The other week, I wrote about the hesitancy to return to office.
The fair question to ask is: So… now what do we do about it now?
A simple answer is: We stay remote, and people come into the office as they see fit.
A simple answer is: We stay fully remote, and no longer need any office space.
A simple answer is: We were fully remote, because the pandemic forced us to be, now we are back to being fully in office.
A more complex answer is: We are hybrid. Sometimes in the office… sometimes not.
It’s a more complex answer, because every business (every department… every human) has a different definition of what “hybrid” really means.
I (often) joke that hybrid means: “I don’t know.”
People like to think that because of the pandemic, office work (as we have known it to date) has changed.

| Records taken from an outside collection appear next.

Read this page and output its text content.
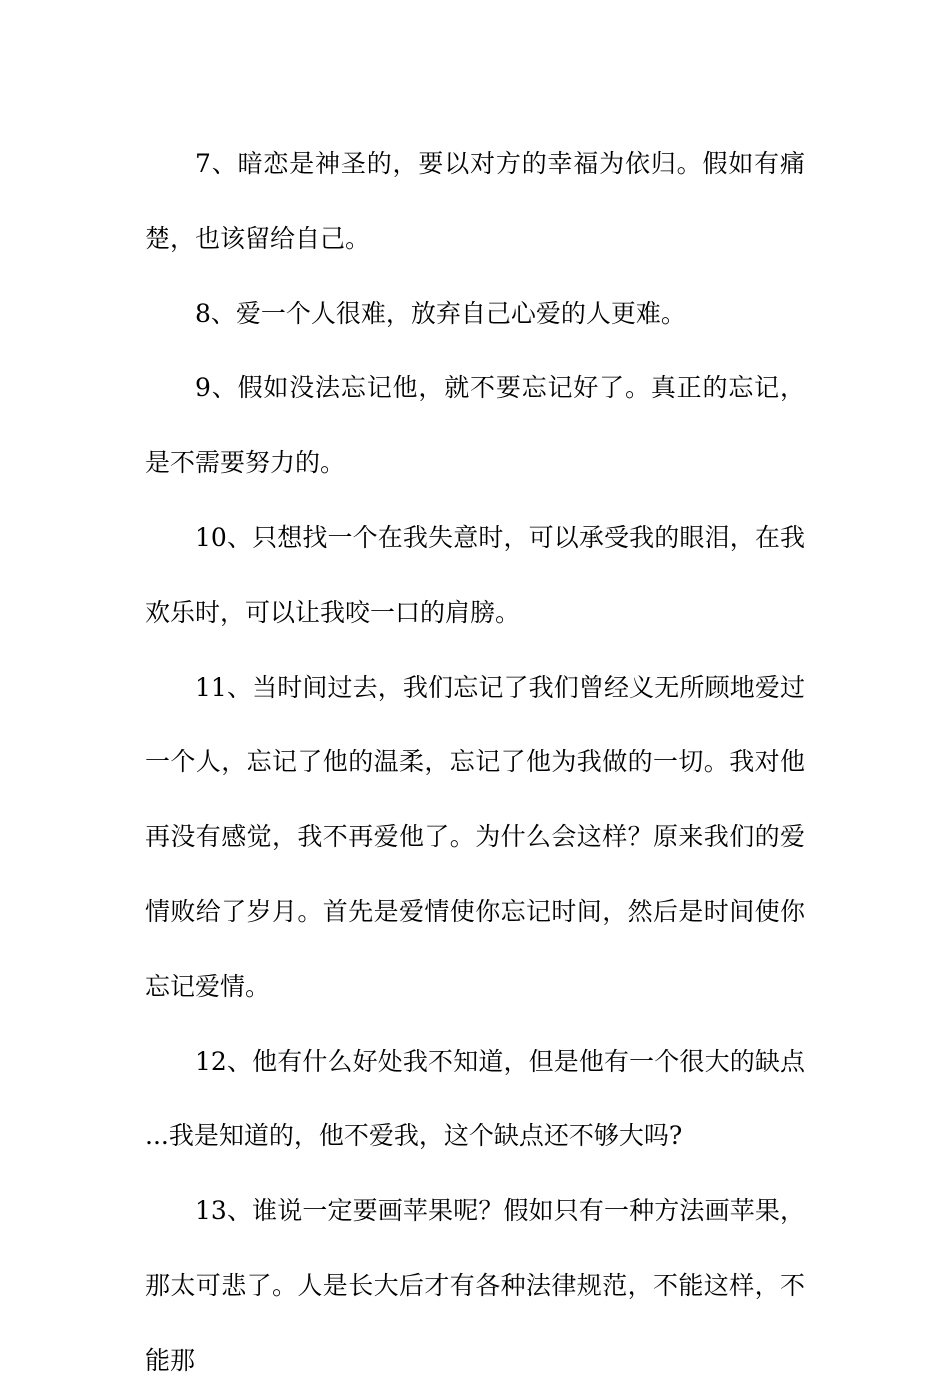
7、暗恋是神圣的，要以对方的幸福为依归。假如有痛楚，也该留给自己。

8、爱一个人很难，放弃自己心爱的人更难。

9、假如没法忘记他，就不要忘记好了。真正的忘记，是不需要努力的。

10、只想找一个在我失意时，可以承受我的眼泪，在我欢乐时，可以让我咬一口的肩膀。

11、当时间过去，我们忘记了我们曾经义无所顾地爱过一个人，忘记了他的温柔，忘记了他为我做的一切。我对他再没有感觉，我不再爱他了。为什么会这样？原来我们的爱情败给了岁月。首先是爱情使你忘记时间，然后是时间使你忘记爱情。

12、他有什么好处我不知道，但是他有一个很大的缺点...我是知道的，他不爱我，这个缺点还不够大吗?

13、谁说一定要画苹果呢？假如只有一种方法画苹果，那太可悲了。人是长大后才有各种法律规范，不能这样，不能那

Throughout my years of professional work (which is now traipsing into well over 30 years), I have seen and done it all:
- I have worked from home.
- I have worked from an office.
- I have worked remotely.
- I have worked as a solopreneur.
- I have worked for non-profits.
- I have worked for companies.
- I have worked for startups.
- I have been an entrepreneur.
- I have worked with multiple offices, in multiple timezones across multiple cultures.
They all have benefits. They all have flaws. There is no perfect answer.
There is no way to get every organization within every industry aligned.
But… we can think about work in a different way.
Here are some jams on how to get there:
- Your job isn’t just the time you spend working. Your salary includes everything from the commute, to the price of parking, to home internet access, to buying a better webcam and audio setup at home to stay better connected, and beyond. All of these factors should play into whether or not this is the company for you. Complaining that the commute to an office is now a pain for you because of traffic or public transport is the pain you accepted when you took the job in the first place (even if you moved further away from the office during the pandemic). This might sting, but it’s actually quite liberating once you accept everything it takes to get your job done as a part of your salary.
- Your commute is an opportunity. The commute (and beyond) are “spaces” for you to grow, catch up and connect (if you so choose). Never forget this. Personal development is your own business… not your employer’s (granted, it is a huge bonus when the employer does care about it). Commutes are amazing “third spaces” to learn about your industry, listen to a podcast, network with peers, etc…
- Leaders and managers are great coaches. At least they should be. If you’re a leader and manager, but you’re not a great coach… you are doomed in this new work environment. Employees should be fighting to be on your team (or work at your company). This article from the Harvard Business Review says it way better than I can: Successful Leaders Are Great Coaches. In short, why would anybody show up to be told what to do, in a world where everybody will show up because of how much better you make them… and the team?
- Make coming into the office the ultimate work experience. If coming to the office isn’t a better work experience than staying home… why have the office? The usual diatribe is that people should come to the office for meetings and to collaborate. Meetings and ways to collaborate have been challenged long before Covid hit. Most meetings could have been an email, and most people were never taught how to truly collaborate in an additive way. If leaders want their teams back in the office, focus on creating an experience worth coming in for. Hint: If the sole purpose for coming into the office is that managers can keep an eye on employees, then all is lost. Another hint: Free lunches and parking will only work on a small segment of your team… and only for a small period of time. If you’re not making your office the ultimate work experience, then maybe you don’t need an office?
- What makes for a great office experience? What can make that experience better beyond improving how meetings work and how the team collaborates? Think about areas like professional development (what can we do in our office space that makes a person better… what tools, platforms and experiences can we give them to make them not want to stay at home?). Think about areas like mentoring (what can we do to help everyone connect and grow?). Think about great conversations (We’ve all experienced a coffee over Zoom… verses meeting someone in person… I think we all know which experiences stick with us longer and have more impact). Lastly, the culture. We, the humans, go places because of culture. Make the office a living and breathing embodiment of your culture, and watch people flock to it.
- Focus less on managers and focus much more on your people. Every argument over “back to office” feels like a manager versus employees type of conversation. Make it about the people… all of the people… in the organization. This isn’t about management and control, and it’s not about employees and productivity. It’s about the entire team and how a central space can add to that.
- If my office is just where I do my job, how can leaders make it something more? How can I be a part of something bigger than myself? What kind of legacy will that create? What kind of legacy do I want to be a part of? If I am putting in these hours with you (and your team) at an office, how big of an impact is my work having on this greater outcome? If I can see it, feel it, smell it and taste it… I will be excited to show up for it.
- Social Media can be a teacher. Social media has trained the masses for instant gratification and FOMO (Fear of Missing Out). If you want people to physically show up in your office, is there a way to replicate this instant gratification and fear of missing out? I have not fully flushed out my thinking on this, but replicating that dopamine drop may be a key in cracking the code of getting people back into the office, if that’s your jam.
The office of the future doesn’t have to be the office from before the pandemic. That’s a choice… and it may no longer be the wise one.